Silicon
Silicon, is the most abundant element on earth except for oxygen, and is used in chip manufacturing because it is a natural semiconductor.
99.9999% pure
To make wafers, silicon is chemically processed so that it becomes 99.9999% pure. The purified silicon is melted and grown into long, cylindrical ingots. The ingots are then sliced into thin wafers that are polished until they have flawless, mirror-smooth surfaces. Then Intel manufactures chips on the polished wafers facilities called fabs.
2-inch to 12-inch wafers
When Intel first began making chips, the company printed circuits on 2-inch wafers. Now the company uses both 300-millimeter (12-inch) and 200-millimeter (8-inch) wafers, resulting in larger chip yields and decreased costs.
Intel researchers have developed transistors so small that about 200 million of them could fit on the head of a pin. A transistor acts as a switch, controlling the flow of electrical current in a computer chip.
It is estimated that about 10,000,000,000,000,000,000 transistors are shipped each year, or about 100 times the number of ants estimated to be on Earth.
The price of a transistor on a chip is now about the price of a single printed newspaper character.
While computer chips look extremely flat, they may actually have over 20 layers of complex circuitry. If you look at a magnified view of a chip, you will see an intricate network of circuit lines and transistors that look like a futuristic, multi-layered highway system.
Why wafers are round?
Wafers start life as long crystals that are “pulled” from a molten bath of silicon. As the crystal is pulled, it forms a long sausage-like shape. The sausage is then sliced into wafers. Although there has been much research in the area of square wafers, no one has been able to produce a defect-free square wafer.
Why chips are square?
Why are partial dies generated over the edge of a wafer when it is obvious that they will be totally unusable?

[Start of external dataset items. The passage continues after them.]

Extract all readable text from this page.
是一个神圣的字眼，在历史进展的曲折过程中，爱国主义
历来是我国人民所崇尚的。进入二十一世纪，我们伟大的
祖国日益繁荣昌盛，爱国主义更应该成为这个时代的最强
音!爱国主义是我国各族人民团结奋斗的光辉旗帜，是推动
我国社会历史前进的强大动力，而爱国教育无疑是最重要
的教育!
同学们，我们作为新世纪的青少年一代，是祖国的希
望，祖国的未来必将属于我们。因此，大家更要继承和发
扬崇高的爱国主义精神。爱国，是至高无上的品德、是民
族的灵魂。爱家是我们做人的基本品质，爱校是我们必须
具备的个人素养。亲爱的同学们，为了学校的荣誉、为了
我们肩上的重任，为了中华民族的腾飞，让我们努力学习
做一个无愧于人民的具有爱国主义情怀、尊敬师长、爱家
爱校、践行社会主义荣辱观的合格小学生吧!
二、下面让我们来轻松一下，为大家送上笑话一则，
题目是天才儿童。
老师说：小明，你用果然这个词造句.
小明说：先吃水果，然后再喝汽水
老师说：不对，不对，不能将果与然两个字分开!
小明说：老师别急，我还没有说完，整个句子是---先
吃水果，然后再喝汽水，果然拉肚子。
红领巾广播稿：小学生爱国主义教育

The field is arranged so that as many full die are printed as possible. Old technology exposed the die past the edge of the wafer because a single mask was used for the entire wafer instead of one field being printed at a time and then stepped across the wafer.
Ultra clean air
Intel makes its silicon chips in a special area of the fab, called a cleanroom. Because invisible dust particles can ruin the complex circuitry on a chip, cleanroom air must be ultra clean. Purified air is constantly filtered and re-circulated entering through ceiling to exit through perforated floor tiles so that a cubic foot of air contains less than one particle measuring 0.5 micron (millionth of a meter) across or larger. That's thousands of times cleaner than a hospital operating room.
Bunny suits
Fab technicians wear a special suit in the fab, nicknamed a bunny suit, to keep possible contaminants such as lint and hair off the wafers. The bunny suit became standard Intel cleanroom attire in 1973.
The beloved BunnyPeople™ character frequently appeared in advertising campaigns for the Pentium® microprocessor series beginning in 1997.